It sounds absolutely crazy, but some people swear that sleeping or lying on “beds of nails,” i.e. acupressure mats embedded with thousands of hard plastic points, actually improves their energy, helps them to relax and to sleep better.
In fact, the Russian who invented acupressure mats did so for his chronic pain. One small study done in healthy controls suggested that they might be able to help with two problems in ME/CFS/FM by reducing heart rates during sleep and increasing heart rate variability.
Still no ME/CFS/FM studies have been done and precious little other information exists. One person in the Health Rising Forums, however, found to her surprise that the mat actually helped. Should you add sleeping on a bed of nails to your treatment regimen?
It’s the weirdest idea: lying on hundreds of hard plastic points could help you feel better, even sleep better. Even weirder is the idea that it could help fibromyalgia patients whose bodies are riddled with tender points.
Upgrayedd on the Health Rising Forums recently found to his surprise that his acupressure mat worked like a charm.
Has anyone else out there tried an Acupressure Mat? It’s about the size of yoga mat, and it’s covered with what look like plastic cleats, like you’d see on a golf shoe.
You are supposed to lie on it for a while in bed before going to sleep, and it makes you drowsy and you fall asleep easier.
I bought an Acumat (www.acumat-eco.com) a couple of weeks ago in a fit of insomnia rage and… IT WORKS FOR ME!
I cannot even believe this torture device can make anyone sleepy, but I have fallen asleep within a few minutes of removing it each night, after a tough couple of weeks where every night I was awake for hours. I still tend to wake up a couple of times throughout the night, but at least I’m starting out asleep.
I’m not gonna lie to you… It hurts, especially the first few times, but it does something to the nervous system, releases endorphins or something, and within a few minutes I’m yawning.Acupressure mats are another largely untested alternative medicine device. Studies are few, but a small onefeaturing healthy people suggested these mats may be able to reduce heart rates during sleep (high in ME/CFS/FM), increase heart rate variability (low in ME/CFS/FM), slow breathing and possibly improve circulation.
These changes suggest they may be reducing sympathetic nervous system activity (fight and flight) and increasing parasympathetic nervous system activity (rest and digest) – all good things in fibromyalgia and chronic fatigue syndrome (ME/CFS).
Some sites assert that acupressure mats release feel-good chemicals called endorphins. Perhaps the slow pressure from them allows trigger points and contracted muscles to release, allowing the circulation to wash away toxins. (One site recommends drinking fluids after using them to help detoxify.)
Still, no FM or ME/CFS studies have been done, and I was able to find precious little even anecdotal information on how effective they are in these diseases.
Acupressure mat advocates point to the beds of nails that yogis sometime sleep on as inspiration.

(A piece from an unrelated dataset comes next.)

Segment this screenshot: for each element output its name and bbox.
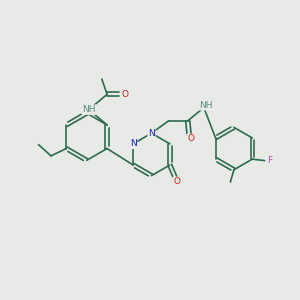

Distributing one’s weight across thousands of hard points results in little pressure being applied to each point. In fact, it’s possible to bounce water balloons off of a bed of nails.
Wikipedia, however, cites a Russian music teacher named Ivan Kuznetsov as the originator of today’s acupressure mat. Finding that only acupuncture would help his chronic pain, Kuznetsov created his own “bed of nails” as an acupressure device.
It’s not necessary to sleep on them; some people just lie on them for half an hour to get a boost in energy. You can also get pillows and cushions studded with hard plastic nail-like points for your neck pain.
Reactions, of course, can vary. Some people need to adjust to them slowly. Others they may not work for.
Have you tried an acupressure mat? Have you tried sleeping or relaxing on a bed of nails? Interested in trying one?